The Ypsilanti Garden Club's 2004 Garden Tour exemplified every gardening principle found in modern landscape books — laying out gardens like rooms, creating added interest with garden art, installing water features, taking advantage of different topographical levels, and mixing perennials and annuals — yet all the gardens were on city lots at modest homes.

For the last six years, the Ypsilanti Garden Club has been organizing these late August garden walks in conjunction with the city's Heritage Festival. Club members have been tempted to put the walk earlier in the summer when gardens are more likely to be at their peak, but they decided to keep the date where it is. Most people on the tour are gardeners themselves and appreciate seeing what is possible so late in the season. Attendees also say it's nice to go on a garden tour after the other tours are over.

Gardeners on the tour don't have to belong to the Ypsilanti Garden Club, and in fact most don't, although they often end up joining after being on the tour. Members of the eight-year-old club, who number about thirty, pick gardens for the tour by keeping their eyes out for interesting ones (something gardeners do anyway) and then going up to the door and asking the owners. According to club president Paul Mayes, most are pleased to be asked.

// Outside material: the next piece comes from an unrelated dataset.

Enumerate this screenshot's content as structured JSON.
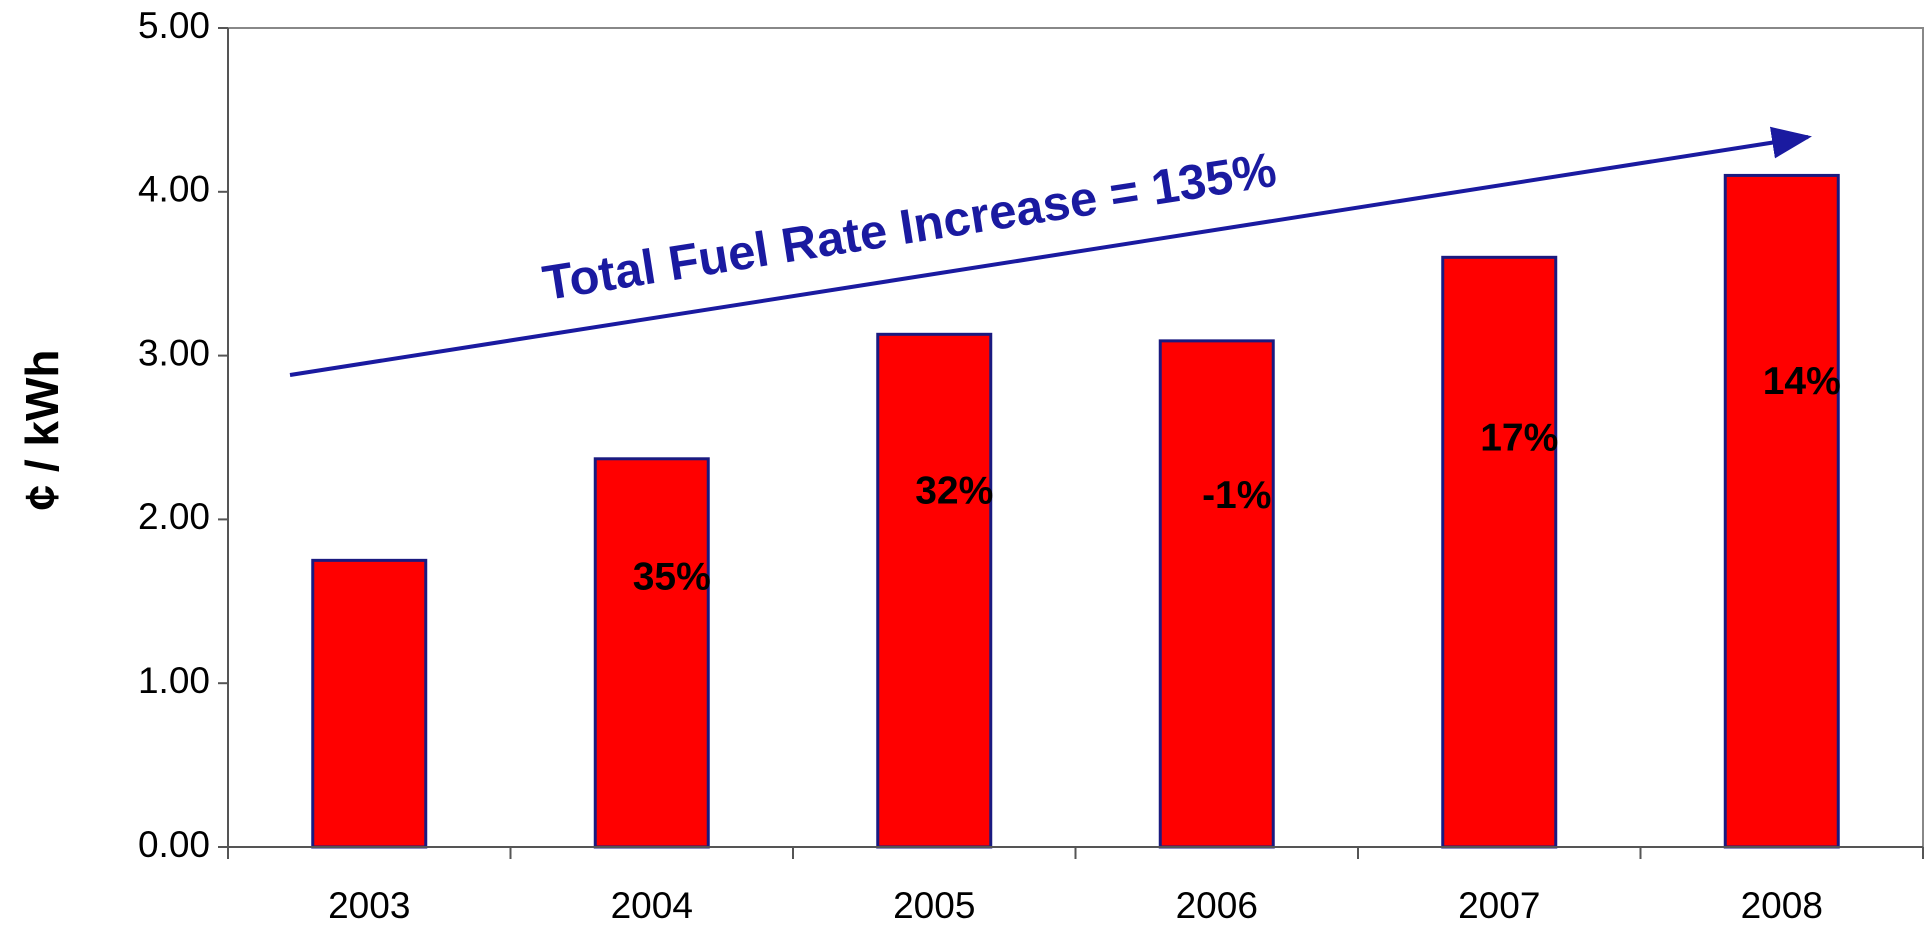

When a few gardens have been lined up, the members try to find others in the same neighborhood. They also watch for logistical problems like roadwork.

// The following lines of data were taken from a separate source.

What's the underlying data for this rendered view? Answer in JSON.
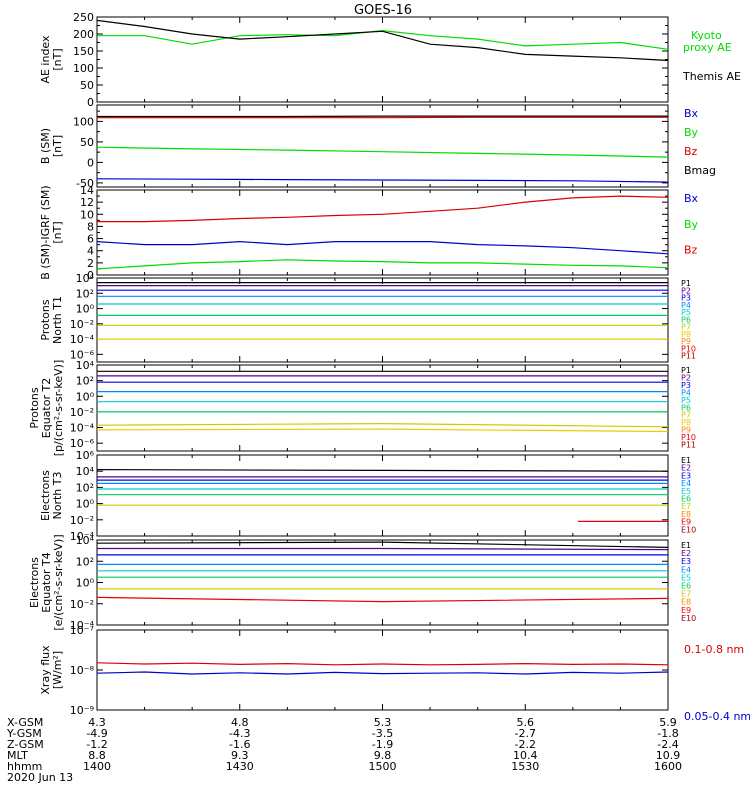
{
  "title": "GOES-16",
  "panels": [
    {
      "id": "ae",
      "ylabel": [
        "AE index",
        "[nT]"
      ],
      "yscale": "linear",
      "ylim": [
        0,
        250
      ],
      "yticks": [
        0,
        50,
        100,
        150,
        200,
        250
      ],
      "yticks_minor": [
        25,
        75,
        125,
        175,
        225
      ],
      "ticklabels": [
        "0",
        "50",
        "100",
        "150",
        "200",
        "250"
      ],
      "legend": [
        {
          "lines": [
            "Kyoto",
            "proxy AE"
          ],
          "color": "#00dd00"
        },
        {
          "lines": [
            "Themis AE"
          ],
          "color": "#000000"
        }
      ]
    },
    {
      "id": "b_sm",
      "ylabel": [
        "B (SM)",
        "[nT]"
      ],
      "yscale": "linear",
      "ylim": [
        -60,
        140
      ],
      "yticks": [
        -50,
        0,
        50,
        100
      ],
      "yticks_minor": [
        -25,
        25,
        75,
        125
      ],
      "ticklabels": [
        "-50",
        "0",
        "50",
        "100"
      ],
      "legend": [
        {
          "lines": [
            "Bx"
          ],
          "color": "#0000cc"
        },
        {
          "lines": [
            "By"
          ],
          "color": "#00dd00"
        },
        {
          "lines": [
            "Bz"
          ],
          "color": "#dd0000"
        },
        {
          "lines": [
            "Bmag"
          ],
          "color": "#000000"
        }
      ]
    },
    {
      "id": "b_igrf",
      "ylabel": [
        "B (SM)-IGRF (SM)",
        "[nT]"
      ],
      "yscale": "linear",
      "ylim": [
        0,
        14
      ],
      "yticks": [
        0,
        2,
        4,
        6,
        8,
        10,
        12,
        14
      ],
      "yticks_minor": [
        1,
        3,
        5,
        7,
        9,
        11,
        13
      ],
      "ticklabels": [
        "0",
        "2",
        "4",
        "6",
        "8",
        "10",
        "12",
        "14"
      ],
      "legend": [
        {
          "lines": [
            "Bx"
          ],
          "color": "#0000cc"
        },
        {
          "lines": [
            "By"
          ],
          "color": "#00dd00"
        },
        {
          "lines": [
            "Bz"
          ],
          "color": "#dd0000"
        }
      ]
    },
    {
      "id": "p_north",
      "ylabel": [
        "Protons",
        "North T1"
      ],
      "yscale": "log",
      "ylim": [
        -7,
        4
      ],
      "yticks": [
        -6,
        -4,
        -2,
        0,
        2,
        4
      ],
      "ticklabels": [
        "10⁻⁶",
        "10⁻⁴",
        "10⁻²",
        "10⁰",
        "10²",
        "10⁴"
      ],
      "chan_labels": [
        "P1",
        "P2",
        "P3",
        "P4",
        "P5",
        "P6",
        "P7",
        "P8",
        "P9",
        "P10",
        "P11"
      ],
      "chan_colors": [
        "#000000",
        "#550088",
        "#0000ee",
        "#0088ff",
        "#00cccc",
        "#00cc66",
        "#cccc00",
        "#eecc00",
        "#ff8800",
        "#ee0000",
        "#aa0000"
      ]
    },
    {
      "id": "p_equator",
      "ylabel": [
        "Protons",
        "Equator T2",
        "[p/(cm²-s-sr-keV)]"
      ],
      "yscale": "log",
      "ylim": [
        -7,
        4
      ],
      "yticks": [
        -6,
        -4,
        -2,
        0,
        2,
        4
      ],
      "ticklabels": [
        "10⁻⁶",
        "10⁻⁴",
        "10⁻²",
        "10⁰",
        "10²",
        "10⁴"
      ],
      "chan_labels": [
        "P1",
        "P2",
        "P3",
        "P4",
        "P5",
        "P6",
        "P7",
        "P8",
        "P9",
        "P10",
        "P11"
      ],
      "chan_colors": [
        "#000000",
        "#550088",
        "#0000ee",
        "#0088ff",
        "#00cccc",
        "#00cc66",
        "#cccc00",
        "#eecc00",
        "#ff8800",
        "#ee0000",
        "#aa0000"
      ]
    },
    {
      "id": "e_north",
      "ylabel": [
        "Electrons",
        "North T3"
      ],
      "yscale": "log",
      "ylim": [
        -4,
        6
      ],
      "yticks": [
        -4,
        -2,
        0,
        2,
        4,
        6
      ],
      "ticklabels": [
        "10⁻⁴",
        "10⁻²",
        "10⁰",
        "10²",
        "10⁴",
        "10⁶"
      ],
      "chan_labels": [
        "E1",
        "E2",
        "E3",
        "E4",
        "E5",
        "E6",
        "E7",
        "E8",
        "E9",
        "E10"
      ],
      "chan_colors": [
        "#000000",
        "#550088",
        "#0000ee",
        "#0088ff",
        "#00cccc",
        "#00cc66",
        "#cccc00",
        "#ff8800",
        "#ee0000",
        "#aa0000"
      ]
    },
    {
      "id": "e_equator",
      "ylabel": [
        "Electrons",
        "Equator T4",
        "[e/(cm²-s-sr-keV)]"
      ],
      "yscale": "log",
      "ylim": [
        -4,
        4
      ],
      "yticks": [
        -4,
        -2,
        0,
        2,
        4
      ],
      "ticklabels": [
        "10⁻⁴",
        "10⁻²",
        "10⁰",
        "10²",
        "10⁴"
      ],
      "chan_labels": [
        "E1",
        "E2",
        "E3",
        "E4",
        "E5",
        "E6",
        "E7",
        "E8",
        "E9",
        "E10"
      ],
      "chan_colors": [
        "#000000",
        "#550088",
        "#0000ee",
        "#0088ff",
        "#00cccc",
        "#00cc66",
        "#cccc00",
        "#ff8800",
        "#ee0000",
        "#aa0000"
      ]
    },
    {
      "id": "xray",
      "ylabel": [
        "Xray flux",
        "[W/m²]"
      ],
      "yscale": "log",
      "ylim": [
        -9,
        -7
      ],
      "yticks": [
        -9,
        -8,
        -7
      ],
      "ticklabels": [
        "10⁻⁹",
        "10⁻⁸",
        "10⁻⁷"
      ],
      "legend": [
        {
          "lines": [
            "0.1-0.8 nm"
          ],
          "color": "#dd0000"
        },
        {
          "lines": [
            "0.05-0.4 nm"
          ],
          "color": "#0000cc"
        }
      ]
    }
  ],
  "bottom_axis": {
    "row_labels": [
      "X-GSM",
      "Y-GSM",
      "Z-GSM",
      "MLT",
      "hhmm"
    ],
    "date": "2020 Jun 13",
    "columns": [
      {
        "minute": 0,
        "values": [
          "4.3",
          "-4.9",
          "-1.2",
          "8.8",
          "1400"
        ]
      },
      {
        "minute": 30,
        "values": [
          "4.8",
          "-4.3",
          "-1.6",
          "9.3",
          "1430"
        ]
      },
      {
        "minute": 60,
        "values": [
          "5.3",
          "-3.5",
          "-1.9",
          "9.8",
          "1500"
        ]
      },
      {
        "minute": 90,
        "values": [
          "5.6",
          "-2.7",
          "-2.2",
          "10.4",
          "1530"
        ]
      },
      {
        "minute": 120,
        "values": [
          "5.9",
          "-1.8",
          "-2.4",
          "10.9",
          "1600"
        ]
      }
    ]
  },
  "chart_data": [
    {
      "type": "line",
      "title": "GOES-16",
      "ylabel": "AE index [nT]",
      "x_minutes": [
        0,
        10,
        20,
        30,
        40,
        50,
        60,
        70,
        80,
        90,
        100,
        110,
        120
      ],
      "ylim": [
        0,
        250
      ],
      "series": [
        {
          "name": "Kyoto proxy AE",
          "color": "#00dd00",
          "values": [
            195,
            195,
            170,
            195,
            198,
            195,
            210,
            195,
            185,
            165,
            170,
            175,
            155
          ]
        },
        {
          "name": "Themis AE",
          "color": "#000000",
          "values": [
            240,
            222,
            200,
            185,
            192,
            200,
            208,
            170,
            160,
            140,
            135,
            130,
            122
          ]
        }
      ]
    },
    {
      "type": "line",
      "ylabel": "B (SM) [nT]",
      "x_minutes": [
        0,
        20,
        40,
        60,
        80,
        100,
        120
      ],
      "ylim": [
        -60,
        140
      ],
      "series": [
        {
          "name": "Bx",
          "color": "#0000cc",
          "values": [
            -40,
            -41,
            -42,
            -43,
            -44,
            -45,
            -48
          ]
        },
        {
          "name": "By",
          "color": "#00dd00",
          "values": [
            37,
            33,
            30,
            26,
            22,
            18,
            13
          ]
        },
        {
          "name": "Bz",
          "color": "#dd0000",
          "values": [
            109,
            109,
            109,
            109,
            110,
            110,
            110
          ]
        },
        {
          "name": "Bmag",
          "color": "#000000",
          "values": [
            112,
            112,
            112,
            113,
            113,
            113,
            113
          ]
        }
      ]
    },
    {
      "type": "line",
      "ylabel": "B (SM)-IGRF (SM) [nT]",
      "x_minutes": [
        0,
        10,
        20,
        30,
        40,
        50,
        60,
        70,
        80,
        90,
        100,
        110,
        120
      ],
      "ylim": [
        0,
        14
      ],
      "series": [
        {
          "name": "Bx",
          "color": "#0000cc",
          "values": [
            5.5,
            5.0,
            5.0,
            5.5,
            5.0,
            5.5,
            5.5,
            5.5,
            5.0,
            4.8,
            4.5,
            4.0,
            3.5
          ]
        },
        {
          "name": "By",
          "color": "#00dd00",
          "values": [
            1.0,
            1.5,
            2.0,
            2.2,
            2.5,
            2.3,
            2.2,
            2.0,
            2.0,
            1.8,
            1.6,
            1.5,
            1.2
          ]
        },
        {
          "name": "Bz",
          "color": "#dd0000",
          "values": [
            8.8,
            8.8,
            9.0,
            9.3,
            9.5,
            9.8,
            10.0,
            10.5,
            11.0,
            12.0,
            12.7,
            13.0,
            12.8
          ]
        }
      ]
    },
    {
      "type": "line",
      "ylabel": "Protons North T1",
      "yscale": "log",
      "x_minutes": [
        0,
        60,
        120
      ],
      "ylim": [
        -7,
        4
      ],
      "series": [
        {
          "name": "P1",
          "values": [
            3.4,
            3.4,
            3.4
          ]
        },
        {
          "name": "P2",
          "values": [
            3.0,
            3.0,
            3.0
          ]
        },
        {
          "name": "P3",
          "values": [
            2.4,
            2.4,
            2.4
          ]
        },
        {
          "name": "P4",
          "values": [
            1.6,
            1.6,
            1.6
          ]
        },
        {
          "name": "P5",
          "values": [
            0.6,
            0.6,
            0.6
          ]
        },
        {
          "name": "P6",
          "values": [
            -0.9,
            -0.9,
            -0.9
          ]
        },
        {
          "name": "P7",
          "values": [
            -2.2,
            -2.2,
            -2.2
          ]
        },
        {
          "name": "P8",
          "values": [
            -4.0,
            -4.0,
            -4.0
          ]
        }
      ]
    },
    {
      "type": "line",
      "ylabel": "Protons Equator T2 [p/(cm²-s-sr-keV)]",
      "yscale": "log",
      "x_minutes": [
        0,
        60,
        120
      ],
      "ylim": [
        -7,
        4
      ],
      "series": [
        {
          "name": "P1",
          "values": [
            3.2,
            3.2,
            3.2
          ]
        },
        {
          "name": "P2",
          "values": [
            2.6,
            2.6,
            2.6
          ]
        },
        {
          "name": "P3",
          "values": [
            1.8,
            1.8,
            1.8
          ]
        },
        {
          "name": "P4",
          "values": [
            0.6,
            0.6,
            0.6
          ]
        },
        {
          "name": "P5",
          "values": [
            -0.7,
            -0.7,
            -0.7
          ]
        },
        {
          "name": "P6",
          "values": [
            -2.0,
            -2.0,
            -2.0
          ]
        },
        {
          "name": "P7",
          "values": [
            -3.7,
            -3.5,
            -3.9
          ]
        },
        {
          "name": "P8",
          "values": [
            -4.3,
            -4.2,
            -4.5
          ]
        }
      ]
    },
    {
      "type": "line",
      "ylabel": "Electrons North T3",
      "yscale": "log",
      "x_minutes": [
        0,
        60,
        120
      ],
      "ylim": [
        -4,
        6
      ],
      "series": [
        {
          "name": "E1",
          "values": [
            4.2,
            4.1,
            4.0
          ]
        },
        {
          "name": "E2",
          "values": [
            3.3,
            3.3,
            3.3
          ]
        },
        {
          "name": "E3",
          "values": [
            2.9,
            2.9,
            2.9
          ]
        },
        {
          "name": "E4",
          "values": [
            2.5,
            2.5,
            2.5
          ]
        },
        {
          "name": "E5",
          "values": [
            1.8,
            1.8,
            1.8
          ]
        },
        {
          "name": "E6",
          "values": [
            1.1,
            1.1,
            1.1
          ]
        },
        {
          "name": "E7",
          "values": [
            -0.2,
            -0.2,
            -0.2
          ]
        },
        {
          "name": "E9",
          "values": [
            null,
            null,
            -2.2
          ]
        }
      ]
    },
    {
      "type": "line",
      "ylabel": "Electrons Equator T4 [e/(cm²-s-sr-keV)]",
      "yscale": "log",
      "x_minutes": [
        0,
        60,
        120
      ],
      "ylim": [
        -4,
        4
      ],
      "series": [
        {
          "name": "E1",
          "values": [
            3.7,
            3.8,
            3.3
          ]
        },
        {
          "name": "E2",
          "values": [
            3.2,
            3.2,
            3.1
          ]
        },
        {
          "name": "E3",
          "values": [
            2.6,
            2.6,
            2.6
          ]
        },
        {
          "name": "E4",
          "values": [
            1.7,
            1.7,
            1.7
          ]
        },
        {
          "name": "E5",
          "values": [
            1.1,
            1.1,
            1.1
          ]
        },
        {
          "name": "E6",
          "values": [
            0.5,
            0.5,
            0.5
          ]
        },
        {
          "name": "E7",
          "values": [
            -0.6,
            -0.6,
            -0.6
          ]
        },
        {
          "name": "E9",
          "values": [
            -1.4,
            -1.8,
            -1.5
          ]
        }
      ]
    },
    {
      "type": "line",
      "ylabel": "Xray flux [W/m²]",
      "yscale": "log",
      "x_minutes": [
        0,
        10,
        20,
        30,
        40,
        50,
        60,
        70,
        80,
        90,
        100,
        110,
        120
      ],
      "ylim": [
        -9,
        -7
      ],
      "series": [
        {
          "name": "0.1-0.8 nm",
          "color": "#dd0000",
          "values": [
            -7.82,
            -7.85,
            -7.83,
            -7.86,
            -7.84,
            -7.87,
            -7.85,
            -7.87,
            -7.86,
            -7.84,
            -7.86,
            -7.85,
            -7.87
          ]
        },
        {
          "name": "0.05-0.4 nm",
          "color": "#0000cc",
          "values": [
            -8.08,
            -8.05,
            -8.1,
            -8.07,
            -8.1,
            -8.06,
            -8.09,
            -8.08,
            -8.07,
            -8.1,
            -8.06,
            -8.08,
            -8.05
          ]
        }
      ]
    }
  ]
}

On last year's tour, most of the owners were on hand to answer questions. Since gardeners love to talk about their gardens and most of the attendees seemed very knowledgeable, there was lots of comparing of notes. Unlike the vast gardens on some tours — gardens that require a professional staff — the Ypsilanti gardens brimmed with new ideas that home gardeners with enough time and energy could put into practice. The one exception was George and Laura Bird's garden, with 250 varieties of roses. According to Mayes, "it's as close to a nursery as you can get without being Great Lakes Roses."

The club uses its dues money to cover costs and gives all the tour proceeds to charities, including Growing Hope. Happily, this civic-mindedness last year extended to the tourgoers, who were offered cookies at two sites, baked by a garden club member who made twelve dozen for the day.

This year's tour is on Saturday, August 20.